Up polls: Wooing castes is the name of the game
All eyes are now on the next Assembly elections in Uttar Pradesh in 2022, which are not far away, the reason being that UP happens to be the heartland of the country. Uttar Pradesh has ample natural and human resources.
On this land of the great incarnations of God, Lord Krishna's Mathura became the main centre of trade. Similarly, Kashi, the city of Baba Vishwanath, Ayodhya, the city of Lord Shri Ram, Saraswati, the kingdom of Kosala in the ancient period and where Buddha is said to have spent most of his time after enlightenment, along with some other cities were not only great centres of religion and spirituality but also became major centres of contemporary economic and international trade. Agriculture, trade, spirituality, crafts etc., were the four pillars on which thrived the economy of Uttar Pradesh. But in the last seven decades since independence, UP has been considered a BIMARU State. Now, slowly the perception is changing. Hence, the UP Assembly elections-2022 gain importance.
UP is known for the dominance of Thakurs in Western Uttar Pradesh villages. They constitute about 7% of the population. If there are, say, 600 families in a village, 50% of them would be Thakurs. Thakurs belong to the warrior class. They are also predominantly landowners who cultivate land with hired labour and have good managerial skills.

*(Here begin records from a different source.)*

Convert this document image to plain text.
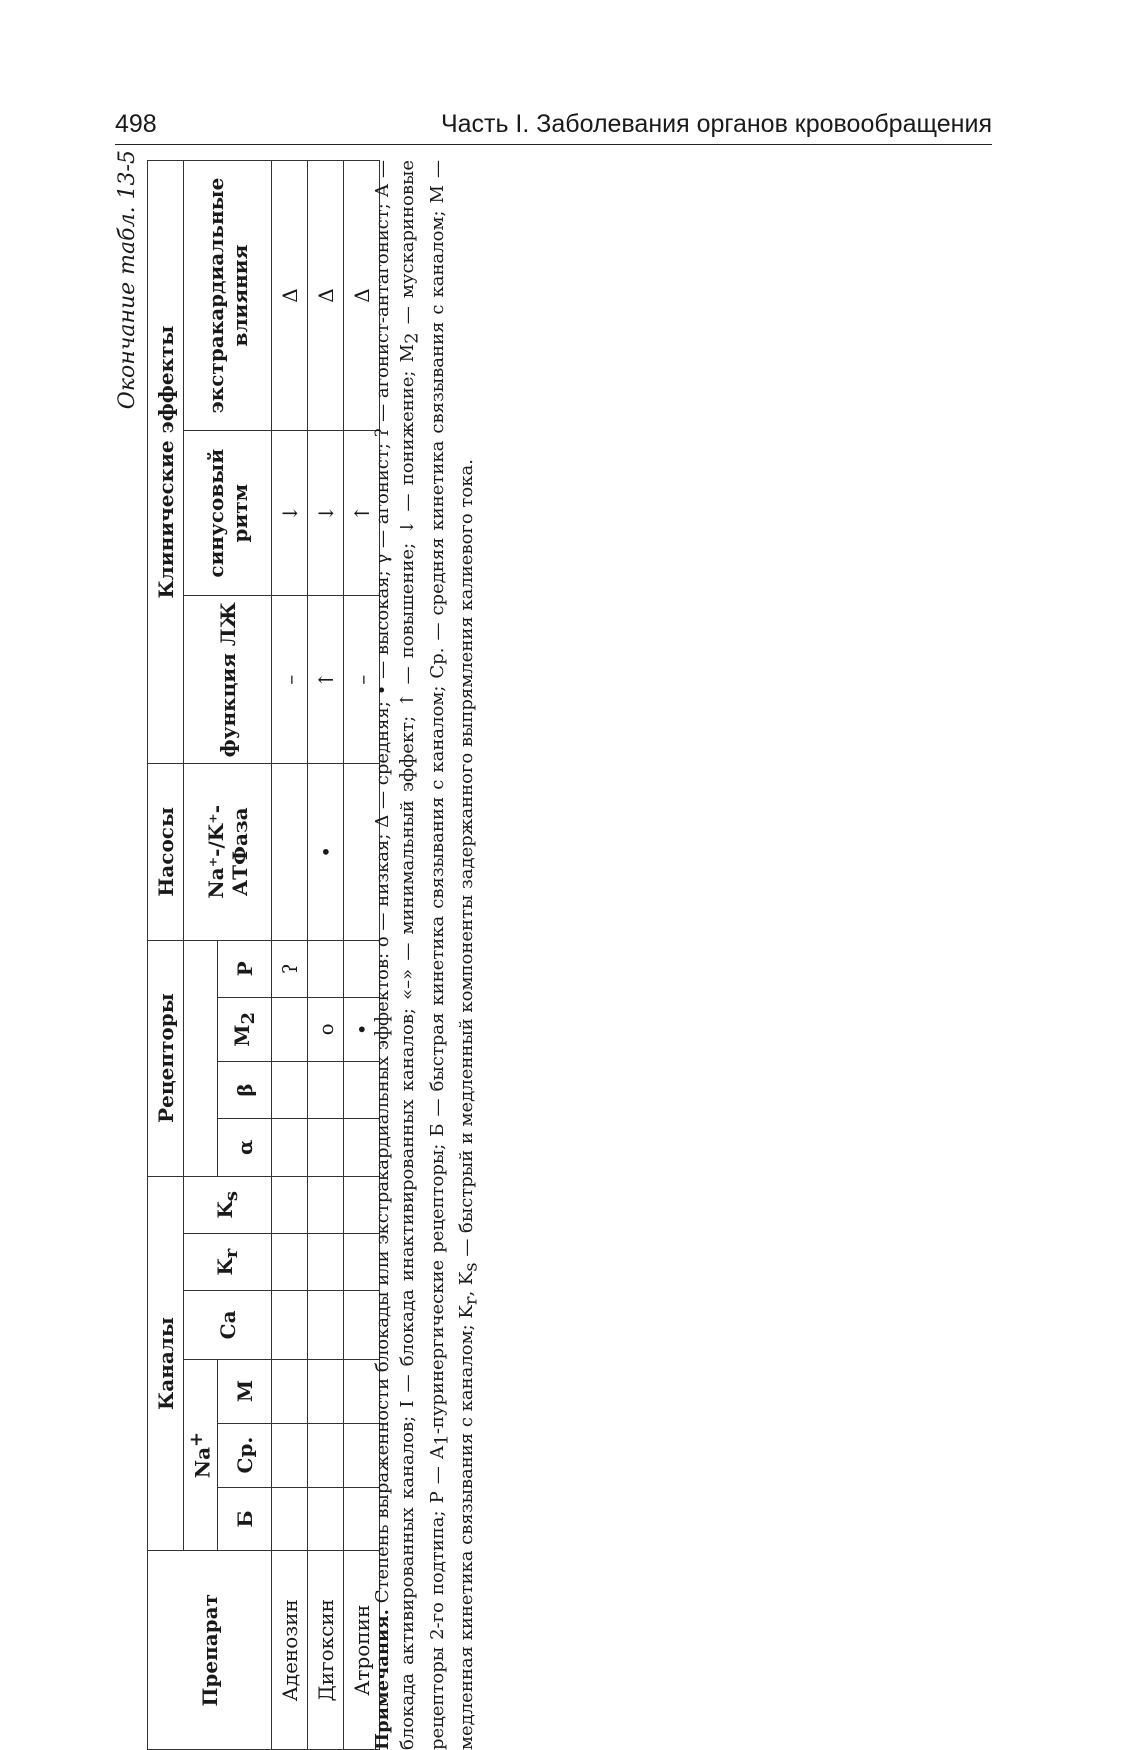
498	Часть I. Заболевания органов кровообращения
Окончание табл. 13-5
Препарат	Каналы						Рецепторы				Насосы	Клинические эффекты		
	Na+			Ca	$K_r$	$K_s$					Na⁺-/K⁺-АТФаза	функция ЛЖ	синусовый ритм	экстракардиальные влияния
	Б	Ср.	М				α	β	$M_2$	P				
Аденозин										ʔ		–	↓	Δ
Дигоксин									o		•	↑	↓	Δ
Атропин									•			–	↑	Δ
Примечания. Степень выраженности блокады или экстракардиальных эффектов: о — низкая; Δ — средняя; • — высокая; γ — агонист; ʔ — агонист-антагонист; А — блокада активированных каналов; I — блокада инактивированных каналов; «–» — минимальный эффект; ↑ — повышение; ↓ — понижение; $M_2$ — мускариновые рецепторы 2-го подтипа; Р — $А_1$-пуринергические рецепторы; Б — быстрая кинетика связывания с каналом; Ср. — средняя кинетика связывания с каналом; М — медленная кинетика связывания с каналом; $K_r$, $K_s$ — быстрый и медленный компоненты задержанного выпрямления калиевого тока.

Chief Minister Yogi Adityanath is also a Thakur and a majority of Thakurs are likely to opt for him again.
When it comes to the elections, UP presents an interesting scenario. While on one hand, Thakurs have a major role to play in the caste-ridden northern state, small also becomes big and even a miniscule sub-caste becomes a force to reckon with. In UP, there are nearly 45% OBC voters. Yadavs are around 9%. Hence, all political parties vie with one another for this nearly non-Yadav OBC votes. In the next elections, about 8% Yadavs may go with Samajwadi Party.
Brahmins comprise about 11% of UP's population. If the present situation is any indication, almost 8% to 9% of them are likely to go with the BJP. The Vaishyas who constitute about 3% voters have traditionally been BJP voters. At the most, there may be a dent to the extent of half to one per cent of these voters, who may prefer other parties. Another advantage the BJP appears to have this time is that it has made inroads into the Jatav Dalit votes. Of the 11%, at least about 5% per cent are likely to vote for the BJP.
In Eastern UP, which consists of about 24 districts, Rajbhars, who mostly are labour force, can prove to be game changers. They can influence about 66 out of 100 assembly seats in the eastern UP. The race to woo them is on and it remains to be seen what their preference would be.
Nishad is fishermen community who live in 26 districts through which Ganga flows. It is said that it was their king Nishadraj who steered the boat in which Lord Rama crossed the river. This community is a major force in Gorakhpur, Maharajganj, Deoria, Varanasi, Prayagraj and Mirzapur.
Muslims who had lost their importance in the last election are trying to regain their place. They would be looking for a party that could pose a challenge to the BJP. There are as many as 45 seats where they can make a difference.